Internal condoms (AKA female condoms) have lots of benefits. You’re protecting yourself from both pregnancy and STDs when you wear one, so they take the worry out of sex. Plus: they’re hypoallergenic if you’re sensitive to latex and can even increase sexual pleasure — seriously.
Internal condoms help prevent STDs.
Condoms and internal condoms are the only methods of birth control that also help prevent sexually transmitted infections like HIV, chlamydia, and gonorrhea. Even if you’re already using a different kind of birth control to avoid pregnancy, it’s a good idea to also use condoms or internal condoms every time you have sex to help protect yourself against STDs. That’s an important part of taking care of yourself.
They’re latex-free and comfortable.
Good news for people who have latex allergies or sensitivities: internal condoms are made from a soft plastic material called nitrile. They’re totally hypoallergenic and won’t irritate sensitive genital skin.

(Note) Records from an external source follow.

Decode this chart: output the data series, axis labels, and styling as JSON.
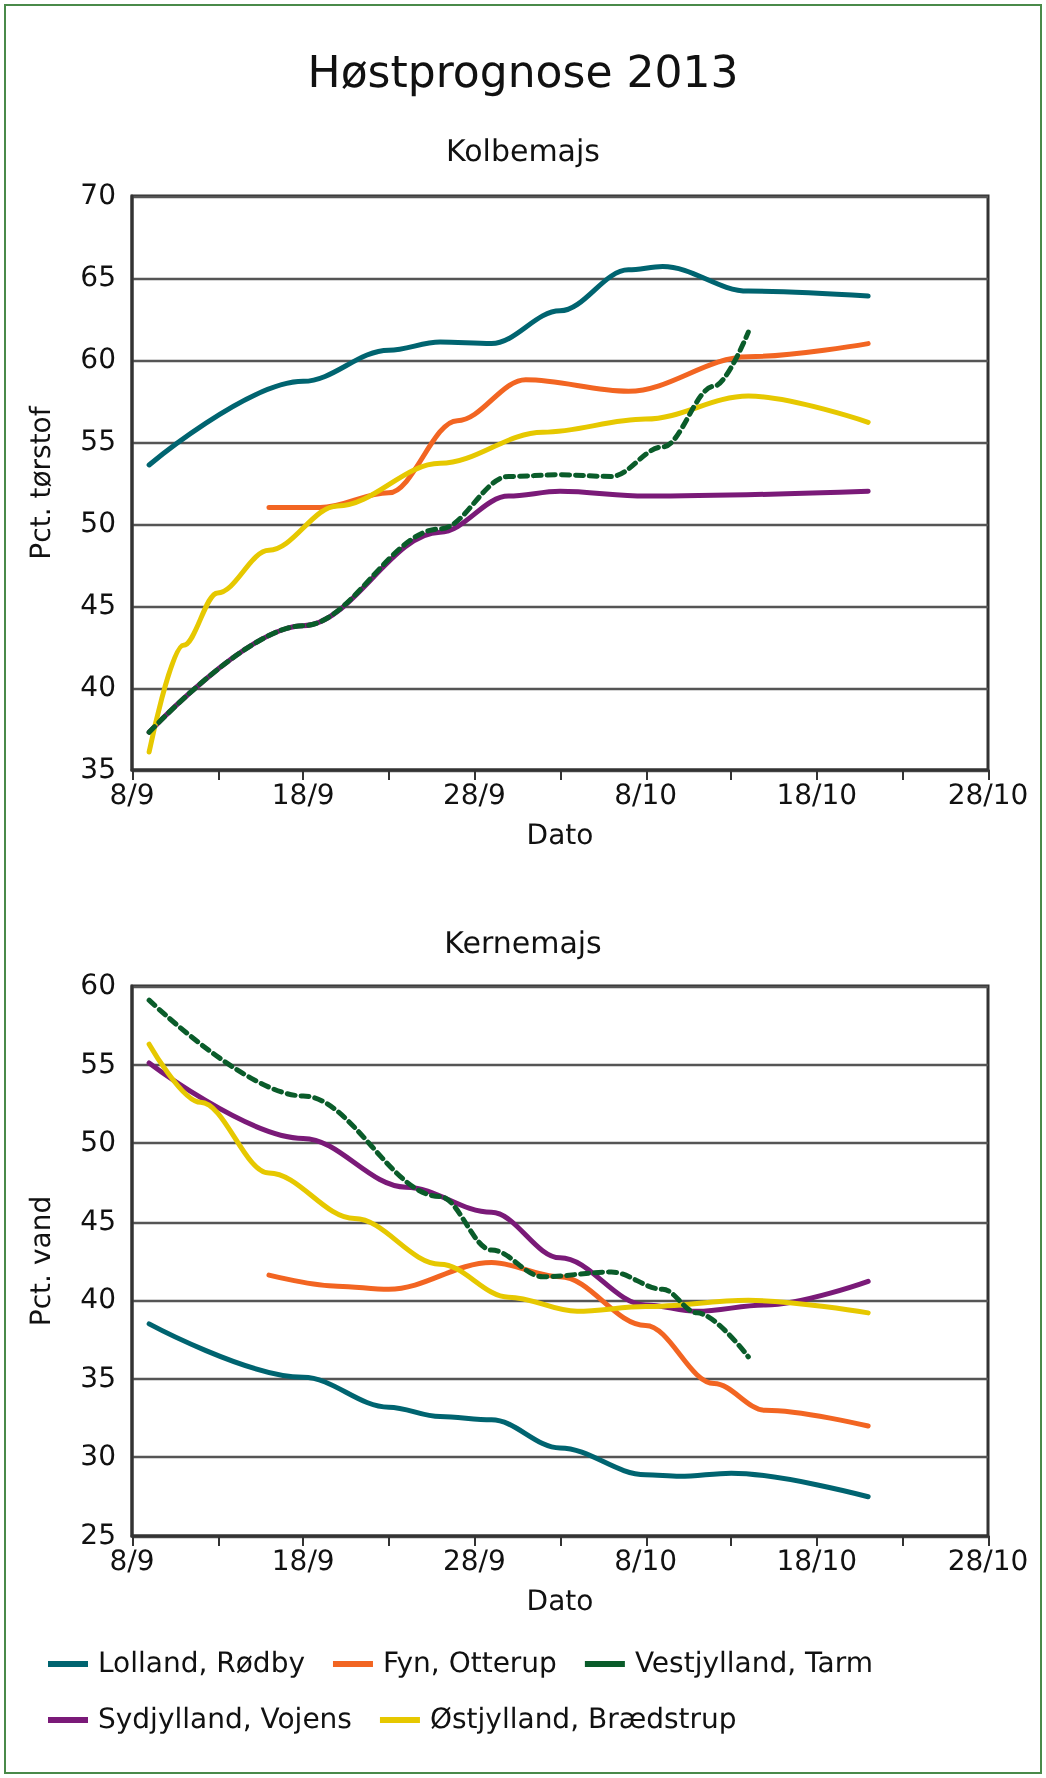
{
  "chart_data": [
    {
      "type": "line",
      "title": "Høstprognose 2013",
      "subtitle": "Kolbemajs",
      "xlabel": "Dato",
      "ylabel": "Pct. tørstof",
      "grid": "y",
      "marker": "none",
      "xlim": [
        "--09-08",
        "--10-28"
      ],
      "ylim": [
        35,
        70
      ],
      "yticks": [
        35,
        40,
        45,
        50,
        55,
        60,
        65,
        70
      ],
      "xticks": [
        {
          "value": "--09-08",
          "label": "8/9"
        },
        {
          "value": "--09-13",
          "label": null
        },
        {
          "value": "--09-18",
          "label": "18/9"
        },
        {
          "value": "--09-23",
          "label": null
        },
        {
          "value": "--09-28",
          "label": "28/9"
        },
        {
          "value": "--10-03",
          "label": null
        },
        {
          "value": "--10-08",
          "label": "8/10"
        },
        {
          "value": "--10-13",
          "label": null
        },
        {
          "value": "--10-18",
          "label": "18/10"
        },
        {
          "value": "--10-23",
          "label": null
        },
        {
          "value": "--10-28",
          "label": "28/10"
        }
      ],
      "series": [
        {
          "color": "#006470",
          "x": [
            "--09-09",
            "--09-18",
            "--09-23",
            "--09-26",
            "--09-29",
            "--10-03",
            "--10-07",
            "--10-09",
            "--10-14",
            "--10-21"
          ],
          "values": [
            53.6,
            58.7,
            60.6,
            61.1,
            61.0,
            63.0,
            65.5,
            65.7,
            64.2,
            63.9
          ]
        },
        {
          "color": "#f26522",
          "x": [
            "--09-16",
            "--09-19",
            "--09-23",
            "--09-27",
            "--10-01",
            "--10-07",
            "--10-14",
            "--10-21"
          ],
          "values": [
            51.0,
            51.0,
            51.9,
            56.3,
            58.8,
            58.1,
            60.2,
            61.0
          ]
        },
        {
          "color": "#0a5c2a",
          "line_style": "dashed",
          "x": [
            "--09-09",
            "--09-18",
            "--09-26",
            "--09-30",
            "--10-03",
            "--10-06",
            "--10-09",
            "--10-12",
            "--10-14"
          ],
          "values": [
            37.3,
            43.8,
            49.7,
            52.9,
            53.0,
            52.9,
            54.7,
            58.4,
            61.7
          ]
        },
        {
          "color": "#7a1a78",
          "x": [
            "--09-09",
            "--09-18",
            "--09-26",
            "--09-30",
            "--10-03",
            "--10-08",
            "--10-21"
          ],
          "values": [
            37.3,
            43.8,
            49.5,
            51.7,
            52.0,
            51.7,
            52.0
          ]
        },
        {
          "color": "#e6c800",
          "x": [
            "--09-09",
            "--09-11",
            "--09-13",
            "--09-16",
            "--09-20",
            "--09-26",
            "--10-02",
            "--10-08",
            "--10-14",
            "--10-21"
          ],
          "values": [
            36.1,
            42.6,
            45.8,
            48.4,
            51.1,
            53.7,
            55.6,
            56.4,
            57.8,
            56.2
          ]
        }
      ]
    },
    {
      "type": "line",
      "title": "Kernemajs",
      "xlabel": "Dato",
      "ylabel": "Pct. vand",
      "grid": "y",
      "marker": "none",
      "legend": "bottom",
      "xlim": [
        "--09-08",
        "--10-28"
      ],
      "ylim": [
        25,
        60
      ],
      "yticks": [
        25,
        30,
        35,
        40,
        45,
        50,
        55,
        60
      ],
      "xticks": [
        {
          "value": "--09-08",
          "label": "8/9"
        },
        {
          "value": "--09-13",
          "label": null
        },
        {
          "value": "--09-18",
          "label": "18/9"
        },
        {
          "value": "--09-23",
          "label": null
        },
        {
          "value": "--09-28",
          "label": "28/9"
        },
        {
          "value": "--10-03",
          "label": null
        },
        {
          "value": "--10-08",
          "label": "8/10"
        },
        {
          "value": "--10-13",
          "label": null
        },
        {
          "value": "--10-18",
          "label": "18/10"
        },
        {
          "value": "--10-23",
          "label": null
        },
        {
          "value": "--10-28",
          "label": "28/10"
        }
      ],
      "series": [
        {
          "name": "Lolland, Rødby",
          "color": "#006470",
          "x": [
            "--09-09",
            "--09-18",
            "--09-23",
            "--09-26",
            "--09-29",
            "--10-03",
            "--10-08",
            "--10-10",
            "--10-13",
            "--10-21"
          ],
          "values": [
            38.5,
            35.1,
            33.2,
            32.6,
            32.4,
            30.6,
            28.9,
            28.8,
            29.0,
            27.5
          ]
        },
        {
          "name": "Fyn, Otterup",
          "color": "#f26522",
          "x": [
            "--09-16",
            "--09-20",
            "--09-23",
            "--09-29",
            "--10-03",
            "--10-08",
            "--10-12",
            "--10-15",
            "--10-21"
          ],
          "values": [
            41.6,
            40.9,
            40.7,
            42.4,
            41.5,
            38.4,
            34.7,
            33.0,
            32.0
          ]
        },
        {
          "name": "Vestjylland, Tarm",
          "color": "#0a5c2a",
          "line_style": "dashed",
          "x": [
            "--09-09",
            "--09-18",
            "--09-26",
            "--09-29",
            "--10-02",
            "--10-06",
            "--10-09",
            "--10-11",
            "--10-14"
          ],
          "values": [
            59.1,
            53.0,
            46.6,
            43.2,
            41.5,
            41.8,
            40.7,
            39.2,
            36.4
          ]
        },
        {
          "name": "Sydjylland, Vojens",
          "color": "#7a1a78",
          "x": [
            "--09-09",
            "--09-18",
            "--09-24",
            "--09-29",
            "--10-03",
            "--10-08",
            "--10-11",
            "--10-15",
            "--10-21"
          ],
          "values": [
            55.1,
            50.3,
            47.2,
            45.6,
            42.7,
            39.7,
            39.3,
            39.7,
            41.2
          ]
        },
        {
          "name": "Østjylland, Brædstrup",
          "color": "#e6c800",
          "x": [
            "--09-09",
            "--09-12",
            "--09-16",
            "--09-21",
            "--09-26",
            "--09-30",
            "--10-04",
            "--10-08",
            "--10-14",
            "--10-21"
          ],
          "values": [
            56.3,
            52.6,
            48.1,
            45.2,
            42.3,
            40.2,
            39.3,
            39.6,
            40.0,
            39.2
          ]
        }
      ]
    }
  ]
}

Because internal condoms are larger than male condoms and don’t fit snugly around a penis, they give your partner’s penis more breathing room, which some people find more comfortable.
Internal condoms can increase sexual pleasure.

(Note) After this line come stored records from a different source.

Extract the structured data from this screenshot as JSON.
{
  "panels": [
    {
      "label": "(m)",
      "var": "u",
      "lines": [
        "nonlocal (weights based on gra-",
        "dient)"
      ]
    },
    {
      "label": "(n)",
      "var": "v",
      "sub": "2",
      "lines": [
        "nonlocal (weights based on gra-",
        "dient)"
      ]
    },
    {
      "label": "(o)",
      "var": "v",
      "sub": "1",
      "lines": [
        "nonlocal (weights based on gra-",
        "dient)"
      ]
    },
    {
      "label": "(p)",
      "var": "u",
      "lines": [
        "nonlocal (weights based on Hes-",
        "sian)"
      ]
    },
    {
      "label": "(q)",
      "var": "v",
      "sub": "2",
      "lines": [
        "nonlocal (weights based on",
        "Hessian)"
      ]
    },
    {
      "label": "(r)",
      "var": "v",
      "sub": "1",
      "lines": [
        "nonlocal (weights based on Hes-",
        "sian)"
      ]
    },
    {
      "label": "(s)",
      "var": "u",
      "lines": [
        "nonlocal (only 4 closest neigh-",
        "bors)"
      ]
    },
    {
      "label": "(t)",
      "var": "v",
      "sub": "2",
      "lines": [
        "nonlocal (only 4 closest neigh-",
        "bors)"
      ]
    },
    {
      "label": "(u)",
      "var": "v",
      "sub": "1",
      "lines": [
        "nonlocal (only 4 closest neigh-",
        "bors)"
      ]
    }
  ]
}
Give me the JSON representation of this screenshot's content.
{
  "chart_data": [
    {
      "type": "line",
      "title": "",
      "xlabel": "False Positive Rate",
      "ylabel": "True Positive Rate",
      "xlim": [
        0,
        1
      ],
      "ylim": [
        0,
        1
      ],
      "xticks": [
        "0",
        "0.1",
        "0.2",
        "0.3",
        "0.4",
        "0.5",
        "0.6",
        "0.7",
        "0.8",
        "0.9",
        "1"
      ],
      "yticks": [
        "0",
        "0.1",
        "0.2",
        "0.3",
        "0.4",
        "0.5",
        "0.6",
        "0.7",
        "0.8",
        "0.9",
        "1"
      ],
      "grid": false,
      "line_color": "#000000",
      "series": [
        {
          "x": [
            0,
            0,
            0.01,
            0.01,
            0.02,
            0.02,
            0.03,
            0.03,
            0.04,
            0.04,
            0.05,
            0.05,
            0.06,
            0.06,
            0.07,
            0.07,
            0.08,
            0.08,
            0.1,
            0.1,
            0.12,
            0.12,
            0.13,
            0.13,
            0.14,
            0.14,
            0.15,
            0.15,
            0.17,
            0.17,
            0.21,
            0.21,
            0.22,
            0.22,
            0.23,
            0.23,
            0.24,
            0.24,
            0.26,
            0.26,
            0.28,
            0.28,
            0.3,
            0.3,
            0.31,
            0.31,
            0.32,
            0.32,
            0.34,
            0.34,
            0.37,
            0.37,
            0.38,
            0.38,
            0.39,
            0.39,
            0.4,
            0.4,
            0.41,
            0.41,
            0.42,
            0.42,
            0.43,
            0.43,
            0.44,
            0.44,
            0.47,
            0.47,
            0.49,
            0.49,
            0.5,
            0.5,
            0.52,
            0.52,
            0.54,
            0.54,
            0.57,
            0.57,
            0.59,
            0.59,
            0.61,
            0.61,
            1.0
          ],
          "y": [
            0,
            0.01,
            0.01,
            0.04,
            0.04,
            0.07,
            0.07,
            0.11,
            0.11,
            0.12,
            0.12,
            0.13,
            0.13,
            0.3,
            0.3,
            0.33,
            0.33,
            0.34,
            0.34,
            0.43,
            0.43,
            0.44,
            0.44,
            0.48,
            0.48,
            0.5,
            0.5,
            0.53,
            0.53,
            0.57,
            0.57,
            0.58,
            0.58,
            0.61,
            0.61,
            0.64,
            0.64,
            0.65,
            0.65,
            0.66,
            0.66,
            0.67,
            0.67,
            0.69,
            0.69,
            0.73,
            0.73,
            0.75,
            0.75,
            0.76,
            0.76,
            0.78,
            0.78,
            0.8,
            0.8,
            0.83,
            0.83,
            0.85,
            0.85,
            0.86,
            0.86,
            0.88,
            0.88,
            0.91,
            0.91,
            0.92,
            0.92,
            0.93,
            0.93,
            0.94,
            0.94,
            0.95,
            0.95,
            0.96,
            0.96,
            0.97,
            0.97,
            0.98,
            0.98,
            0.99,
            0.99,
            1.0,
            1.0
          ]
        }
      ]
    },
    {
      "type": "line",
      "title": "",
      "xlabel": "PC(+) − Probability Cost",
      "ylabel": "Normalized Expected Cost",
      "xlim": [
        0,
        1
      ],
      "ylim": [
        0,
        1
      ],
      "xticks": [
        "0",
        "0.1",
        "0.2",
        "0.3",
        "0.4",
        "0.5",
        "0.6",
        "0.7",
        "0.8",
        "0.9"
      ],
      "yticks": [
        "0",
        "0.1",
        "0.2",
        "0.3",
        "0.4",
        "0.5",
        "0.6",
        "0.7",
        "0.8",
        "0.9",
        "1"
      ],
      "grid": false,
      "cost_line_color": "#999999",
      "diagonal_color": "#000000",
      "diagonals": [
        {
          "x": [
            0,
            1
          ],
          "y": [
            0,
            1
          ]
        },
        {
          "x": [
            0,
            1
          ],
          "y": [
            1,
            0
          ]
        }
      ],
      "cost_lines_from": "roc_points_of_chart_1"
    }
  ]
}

Using internal condoms can make sex better. Seriously.
You can insert the internal condom ahead of time, before you start gettin’ busy, which keeps things hot and spontaneous with no interruptions. And having your partner put the internal condom in for you turns safer sex into intimate and sexy foreplay.

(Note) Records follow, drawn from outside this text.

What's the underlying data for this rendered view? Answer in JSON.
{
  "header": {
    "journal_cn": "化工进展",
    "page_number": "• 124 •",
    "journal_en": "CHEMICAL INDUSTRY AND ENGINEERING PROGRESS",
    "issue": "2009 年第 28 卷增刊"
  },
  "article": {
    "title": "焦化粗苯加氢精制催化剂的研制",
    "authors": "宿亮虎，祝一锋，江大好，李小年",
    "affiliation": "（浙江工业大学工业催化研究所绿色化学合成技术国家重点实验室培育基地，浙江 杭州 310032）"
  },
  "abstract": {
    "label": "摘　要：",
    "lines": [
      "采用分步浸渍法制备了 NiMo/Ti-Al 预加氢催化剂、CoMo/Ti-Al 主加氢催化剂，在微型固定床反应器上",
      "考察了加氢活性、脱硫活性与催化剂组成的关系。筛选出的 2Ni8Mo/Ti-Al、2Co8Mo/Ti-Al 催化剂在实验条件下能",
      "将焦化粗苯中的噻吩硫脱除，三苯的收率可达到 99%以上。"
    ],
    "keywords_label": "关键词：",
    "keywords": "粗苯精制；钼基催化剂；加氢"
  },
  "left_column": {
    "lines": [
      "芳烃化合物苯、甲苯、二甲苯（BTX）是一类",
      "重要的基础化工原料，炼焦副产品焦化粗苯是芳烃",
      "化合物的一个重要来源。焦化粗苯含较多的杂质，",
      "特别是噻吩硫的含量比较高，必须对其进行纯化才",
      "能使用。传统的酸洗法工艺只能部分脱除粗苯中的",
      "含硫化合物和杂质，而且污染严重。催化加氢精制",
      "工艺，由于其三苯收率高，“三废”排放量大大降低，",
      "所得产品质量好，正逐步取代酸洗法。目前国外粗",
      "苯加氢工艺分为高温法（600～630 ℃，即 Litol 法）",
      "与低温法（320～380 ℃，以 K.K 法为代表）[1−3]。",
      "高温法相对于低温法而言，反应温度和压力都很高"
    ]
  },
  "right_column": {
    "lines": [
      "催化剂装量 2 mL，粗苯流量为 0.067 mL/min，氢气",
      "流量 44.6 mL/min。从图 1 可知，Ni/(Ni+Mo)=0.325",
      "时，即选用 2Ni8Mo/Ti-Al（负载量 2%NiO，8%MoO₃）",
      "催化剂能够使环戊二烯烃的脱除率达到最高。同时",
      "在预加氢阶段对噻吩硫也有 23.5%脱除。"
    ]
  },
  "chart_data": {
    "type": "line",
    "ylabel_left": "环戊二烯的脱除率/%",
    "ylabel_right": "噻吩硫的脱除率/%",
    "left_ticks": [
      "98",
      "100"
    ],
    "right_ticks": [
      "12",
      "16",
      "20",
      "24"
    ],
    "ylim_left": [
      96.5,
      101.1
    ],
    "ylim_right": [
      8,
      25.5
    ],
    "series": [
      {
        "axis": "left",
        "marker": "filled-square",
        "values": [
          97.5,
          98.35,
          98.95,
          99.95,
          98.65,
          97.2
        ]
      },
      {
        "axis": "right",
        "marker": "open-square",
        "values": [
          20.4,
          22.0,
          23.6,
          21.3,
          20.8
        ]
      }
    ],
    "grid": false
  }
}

But it doesn’t stop there! During vaginal sex, the internal condom’s inner ring may stimulate the tip of the penis, and the external ring can rub against your vulva and clitoris. That little something extra can feel great for both of you.
Internal condoms give you control.
Internal condoms are a small, discreet, and portable way to get big protection from pregnancy and STDs.
Since all the other condoms out there are worn on a penis, many internal condom fans love that there’s a condom they can control. Internal condoms let you take charge of your sexual health. Even if your partner doesn’t want to wear a condom, you can still protect yourself.